For Lisa Cartoosa, her fitness journey is rooted in connection. After trying and failing to lose weight and get healthy over the years, she found herself yearning for a change at the age of 48.
"I was the heaviest I've ever been, and it was starting to get hard to go up and down the stairs. Something had to change," she says.
In the year and a half since she walked into the Aurora Health and Wellness Center, Cartoosa's whole life has changed. She's lost 65 lbs and gained a new vocation: fitness instructor with the Les Mills fitness system. What made the difference for her? Connection to people that invested in her well-being.
What was the turning point for you when it came to committing to your health?
The first person that I connected with was Kayla. I didn't know how to plug in my headphones into the treadmill. I asked her if she worked there and she said yes. She helped me figure that out and then asked me if I was interested in training. She was my first connection and my first foundation here. I started coming back because I couldn't let Kayla down. My method of operation has always been to start the diet and the gym and then disappear. There was nothing that kept me going. For me, it was the people that kept me coming back. I trained with Kayla for nine months, met some of the other trainers, and then Sarah Esposito asked me if I was interested in a part-time position at the front desk. I said, yes.

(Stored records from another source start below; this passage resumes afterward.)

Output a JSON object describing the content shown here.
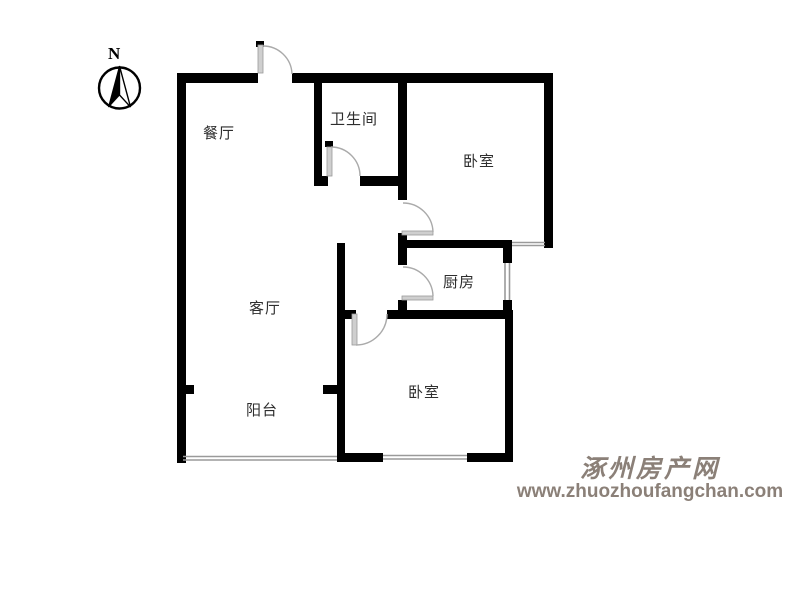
{
  "compass": {
    "label": "N"
  },
  "rooms": [
    {
      "id": "dining",
      "label": "餐厅"
    },
    {
      "id": "bathroom",
      "label": "卫生间"
    },
    {
      "id": "bedroom-top",
      "label": "卧室"
    },
    {
      "id": "kitchen",
      "label": "厨房"
    },
    {
      "id": "living",
      "label": "客厅"
    },
    {
      "id": "balcony",
      "label": "阳台"
    },
    {
      "id": "bedroom-bottom",
      "label": "卧室"
    }
  ],
  "watermark": {
    "site_name": "涿州房产网",
    "site_url": "www.zhuozhoufangchan.com"
  },
  "colors": {
    "wall": "#000000",
    "door": "#cfcfcf",
    "arc": "#aaaaaa",
    "window": "#9a9a9a",
    "label": "#2e2e2e",
    "watermark": "#8b8078"
  }
}
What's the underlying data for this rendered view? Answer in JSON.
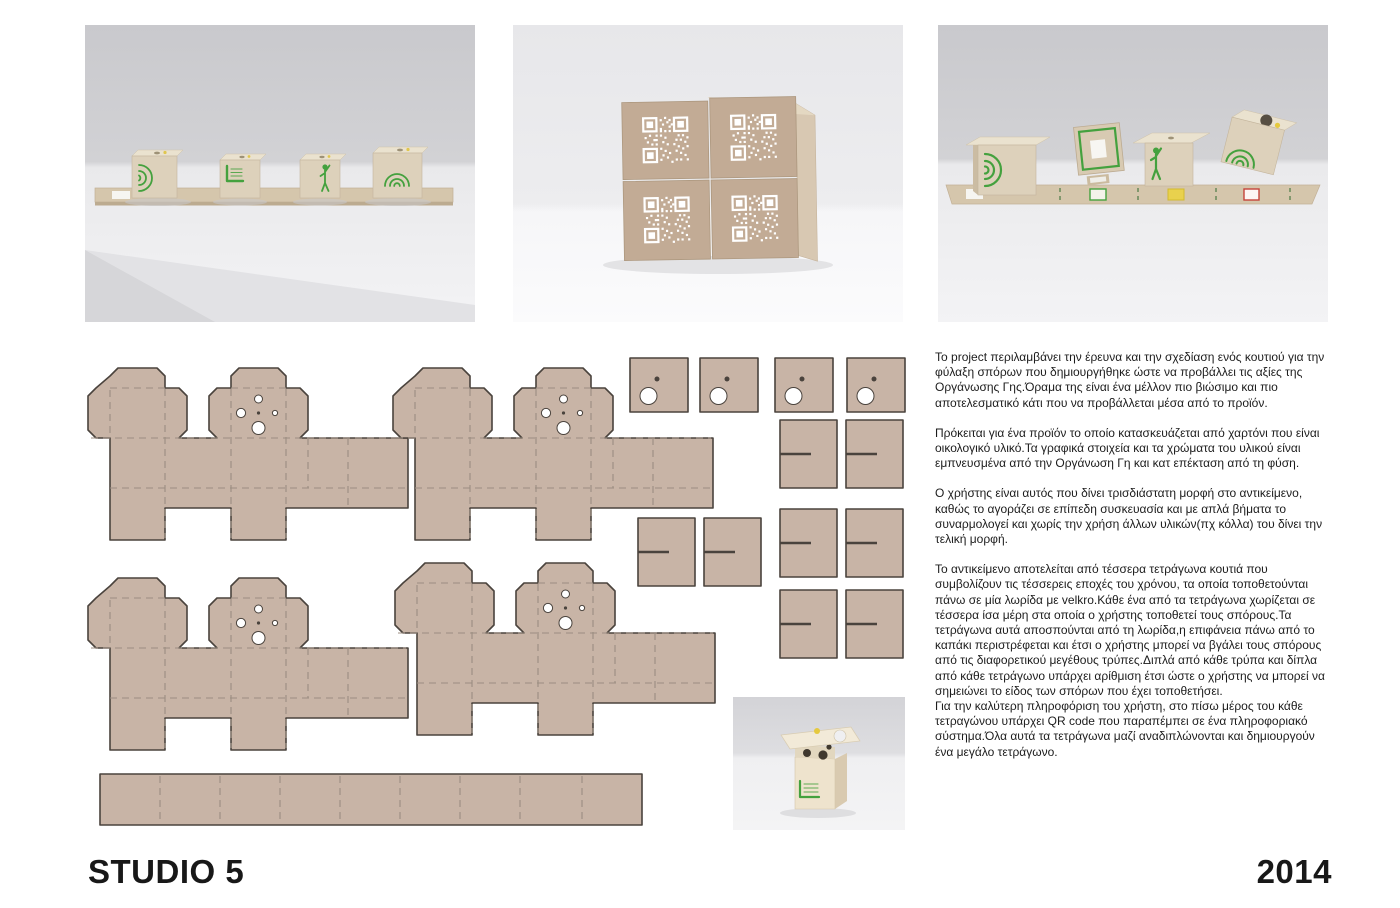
{
  "branding": {
    "studio_label": "STUDIO 5",
    "year_label": "2014"
  },
  "description": {
    "paragraphs": [
      "Το project περιλαμβάνει την έρευνα και την σχεδίαση ενός κουτιού για την φύλαξη σπόρων που δημιουργήθηκε ώστε να προβάλλει τις αξίες της Οργάνωσης Γης.Όραμα της είναι ένα μέλλον πιο βιώσιμο και πιο αποτελεσματικό κάτι που να προβάλλεται μέσα από το προϊόν.",
      "Πρόκειται για ένα προϊόν το οποίο κατασκευάζεται από χαρτόνι που είναι οικολογικό υλικό.Τα γραφικά στοιχεία και τα χρώματα του υλικού είναι εμπνευσμένα από την Οργάνωση Γη και κατ επέκταση από τη φύση.",
      "Ο χρήστης είναι αυτός που δίνει τρισδιάστατη μορφή στο αντικείμενο, καθώς το αγοράζει σε επίπεδη συσκευασία και με απλά βήματα το συναρμολογεί και χωρίς την χρήση άλλων υλικών(πχ κόλλα) του δίνει την τελική μορφή.",
      "Το αντικείμενο αποτελείται από τέσσερα τετράγωνα κουτιά που συμβολίζουν τις τέσσερεις εποχές του χρόνου, τα οποία τοποθετούνται πάνω σε μία λωρίδα με velkro.Κάθε ένα από τα τετράγωνα χωρίζεται σε τέσσερα ίσα μέρη στα οποία ο χρήστης τοποθετεί τους σπόρους.Τα τετράγωνα αυτά αποσπούνται από τη λωρίδα,η επιφάνεια πάνω από το καπάκι περιστρέφεται και έτσι ο χρήστης μπορεί να βγάλει τους σπόρους από τις διαφορετικού μεγέθους τρύπες.Διπλά από κάθε τρύπα και δίπλα από κάθε τετράγωνο υπάρχει αρίθμιση έτσι ώστε ο χρήστης να μπορεί να σημειώνει το είδος των σπόρων που έχει τοποθετήσει.",
      "Για την καλύτερη πληροφόριση του χρήστη, στο πίσω μέρος του κάθε τετραγώνου υπάρχει QR code που παραπέμπει σε ένα πληροφοριακό σύστημα.Όλα αυτά τα τετράγωνα μαζί αναδιπλώνονται και δημιουργούν ένα μεγάλο τετράγωνο."
    ]
  },
  "icons": {
    "spiral": "concentric-arcs-icon",
    "figure": "person-icon",
    "logo": "organosi-gi-logo-icon",
    "qr": "qr-code-icon"
  },
  "colors": {
    "cardboard": "#c8b4a6",
    "outline": "#4a433d",
    "fold": "#9b8d81",
    "green": "#44a13e",
    "yellow": "#e3c43c",
    "red": "#c5443a",
    "qrface": "#c2ab95",
    "wall": "#c9c9cd",
    "table": "#f3f3f5"
  }
}
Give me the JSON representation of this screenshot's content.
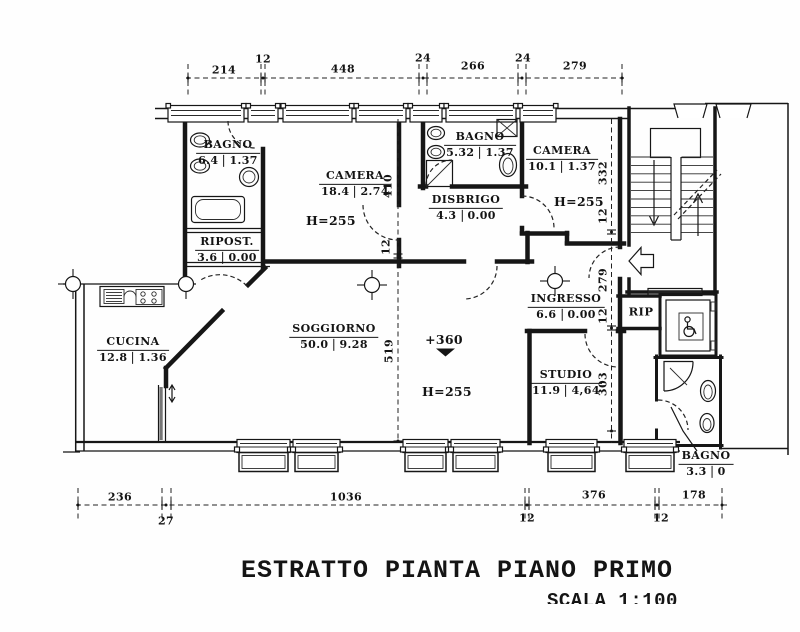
{
  "title": "ESTRATTO PIANTA PIANO PRIMO",
  "scale_label": "SCALA 1:100",
  "rooms": {
    "bagno_nw": {
      "name": "BAGNO",
      "area": "6.4",
      "val": "1.37"
    },
    "ripost": {
      "name": "RIPOST.",
      "area": "3.6",
      "val": "0.00"
    },
    "cucina": {
      "name": "CUCINA",
      "area": "12.8",
      "val": "1.36"
    },
    "camera_w": {
      "name": "CAMERA",
      "area": "18.4",
      "val": "2.74"
    },
    "bagno_c": {
      "name": "BAGNO",
      "area": "5.32",
      "val": "1.37"
    },
    "disbrigo": {
      "name": "DISBRIGO",
      "area": "4.3",
      "val": "0.00"
    },
    "camera_e": {
      "name": "CAMERA",
      "area": "10.1",
      "val": "1.37"
    },
    "soggiorno": {
      "name": "SOGGIORNO",
      "area": "50.0",
      "val": "9.28"
    },
    "ingresso": {
      "name": "INGRESSO",
      "area": "6.6",
      "val": "0.00"
    },
    "studio": {
      "name": "STUDIO",
      "area": "11.9",
      "val": "4,64"
    },
    "rip": {
      "name": "RIP"
    },
    "bagno_se": {
      "name": "BAGNO",
      "area": "3.3",
      "val": "0"
    }
  },
  "annotations": {
    "h_camera_w": "H=255",
    "h_camera_e": "H=255",
    "h_soggiorno": "H=255",
    "level_mark": "+360"
  },
  "dimensions": {
    "top": [
      "214",
      "12",
      "448",
      "24",
      "266",
      "24",
      "279"
    ],
    "bottom": [
      "236",
      "27",
      "1036",
      "12",
      "376",
      "12",
      "178"
    ],
    "left": [
      "410",
      "12",
      "519"
    ],
    "right": [
      "332",
      "12",
      "279",
      "12",
      "303"
    ]
  }
}
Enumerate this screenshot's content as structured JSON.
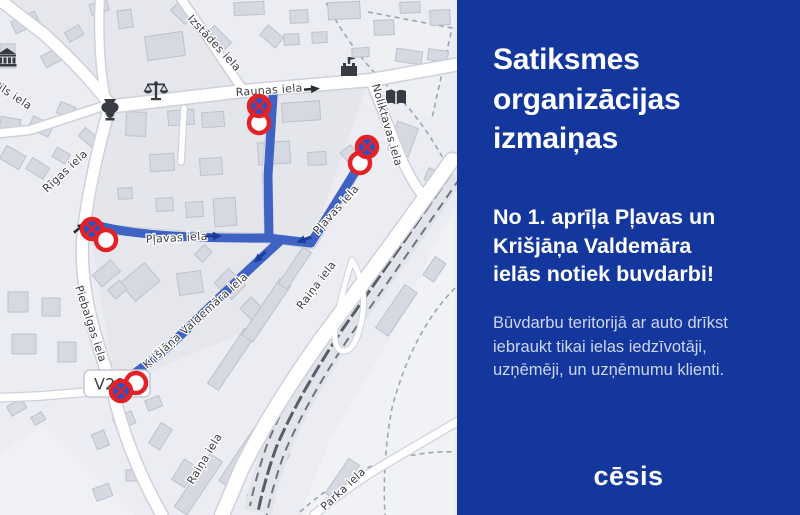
{
  "panel": {
    "title": "Satiksmes organizācijas izmaiņas",
    "subtitle": "No 1. aprīļa Pļavas un Krišjāņa Valdemāra ielās notiek buvdarbi!",
    "body": "Būvdarbu teritorijā ar auto drīkst iebraukt tikai ielas iedzīvotāji, uzņēmēji, un uzņēmumu klienti.",
    "logo_text": "cēsis",
    "background_color": "#14379d"
  },
  "map": {
    "road_number_badge": "V294",
    "street_labels": [
      {
        "name": "Izstādes iela"
      },
      {
        "name": "Raunas iela"
      },
      {
        "name": "Noliktavas iela"
      },
      {
        "name": "Pils iela"
      },
      {
        "name": "Rīgas iela"
      },
      {
        "name": "Pļavas iela"
      },
      {
        "name": "Pļavas iela"
      },
      {
        "name": "Krišjāņa Valdemāra iela"
      },
      {
        "name": "Piebalgas iela"
      },
      {
        "name": "Raiņa iela"
      },
      {
        "name": "Raiņa iela"
      },
      {
        "name": "Parka iela"
      }
    ],
    "colors": {
      "route_blue": "#3e63c4",
      "route_arrow_navy": "#1b3c9d",
      "sign_red": "#e32127",
      "sign_blue": "#2a52c4",
      "map_background": "#ecedf2"
    }
  }
}
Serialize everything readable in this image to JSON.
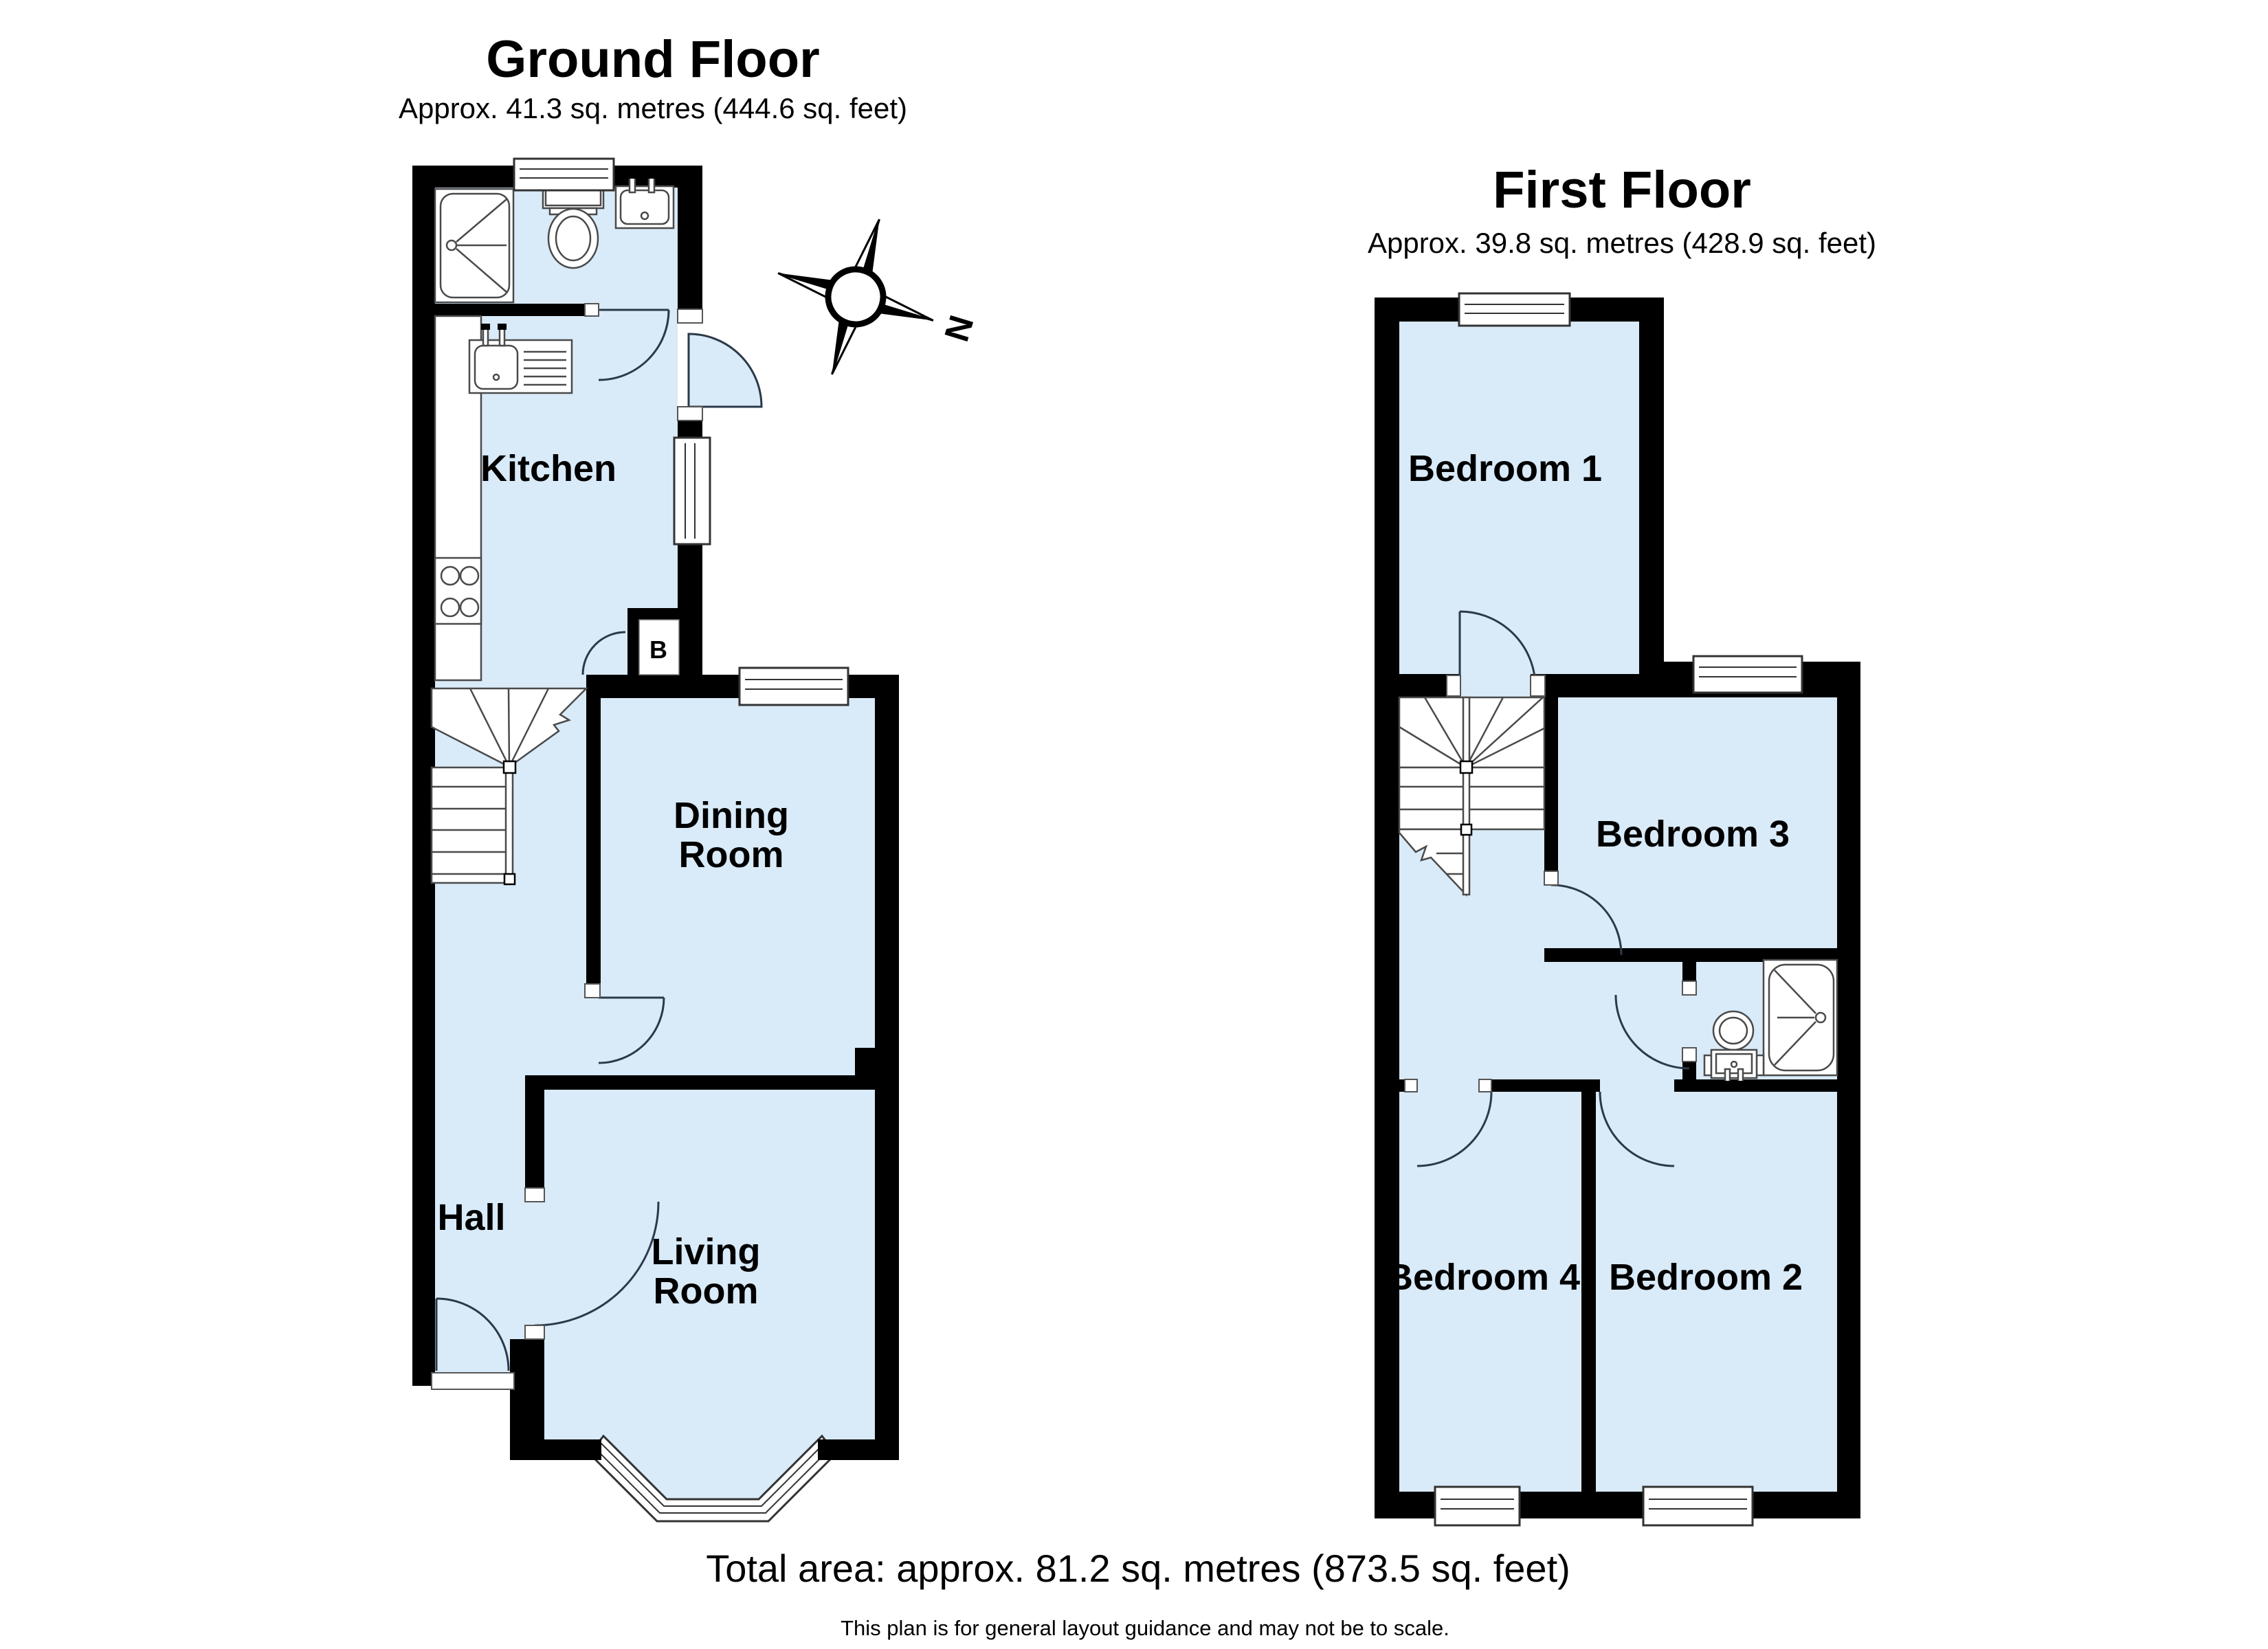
{
  "ground_floor": {
    "title": "Ground Floor",
    "subtitle": "Approx. 41.3 sq. metres (444.6 sq. feet)",
    "rooms": {
      "kitchen": "Kitchen",
      "dining_room": [
        "Dining",
        "Room"
      ],
      "hall": "Hall",
      "living_room": [
        "Living",
        "Room"
      ],
      "boiler_cupboard": "B"
    }
  },
  "first_floor": {
    "title": "First Floor",
    "subtitle": "Approx. 39.8 sq. metres (428.9 sq. feet)",
    "rooms": {
      "bedroom_1": "Bedroom 1",
      "bedroom_2": "Bedroom 2",
      "bedroom_3": "Bedroom 3",
      "bedroom_4": "Bedroom 4"
    }
  },
  "compass": {
    "north_label": "N"
  },
  "footer": {
    "total_area": "Total area: approx. 81.2 sq. metres (873.5 sq. feet)",
    "disclaimer": "This plan is for general layout guidance and may not be to scale.",
    "credit": "Plan produced using PlanUp."
  },
  "colors": {
    "floor_fill": "#d9eaf8",
    "wall": "#000000",
    "fixture_stroke": "#4a4a4a",
    "door_stroke": "#2b3a4a"
  }
}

What training modality was the most effective for you?
My first class was Zumba because I love to dance. And I left that class in tears because I couldn't move my body the way I remembered. I have always had a bathing suit phobia. But that Zumba instructor told me that it would come and to try the pool until I had made enough progress to try the land-based classes. Kayla told me to do the pool and weight lift with her. I lost the majority of my weight in the pool. And I always thought, 'Oh, aquatics classes are for old people.' But the pool eliminates the pain on your joints and lets you ease into things.
What inspired you to become a fitness instructor?
If I had done what I had always done, I was going to have the same outcome. Initially, I thought that becoming an instructor would hold me accountable. Then it became about the people. A lot of people here are just trying to live every day, free from pain. But this place is so multigenerational--there are people here living with severe diagnoses that are overcoming their limitations. It made me think, 'What I'm going through is nothing. If they can do it, so can I.' It was those connections that kept me going.
I think that so many of these popular workouts are intimidating to people; they see ads with the super fit, beautiful people. I was intimidated by Les Mills too. But that made me want to conquer it even more and let people know that these workouts are for everyone.
What is the most significant victory in your body? Of what are you the proudest?
I wouldn't say my victory is physical. My victory with my body is emotional. A year ago, I would have said to myself, 'Yes, I've lost 60 pounds, but I want to be 120 pound. I need to lose 40 more.' I don't have that in my head anymore. I feel strong. I feel confident. And I know that tomorrow if I choose to do something else, I may not be the best at it or the most athletic, but I can do it.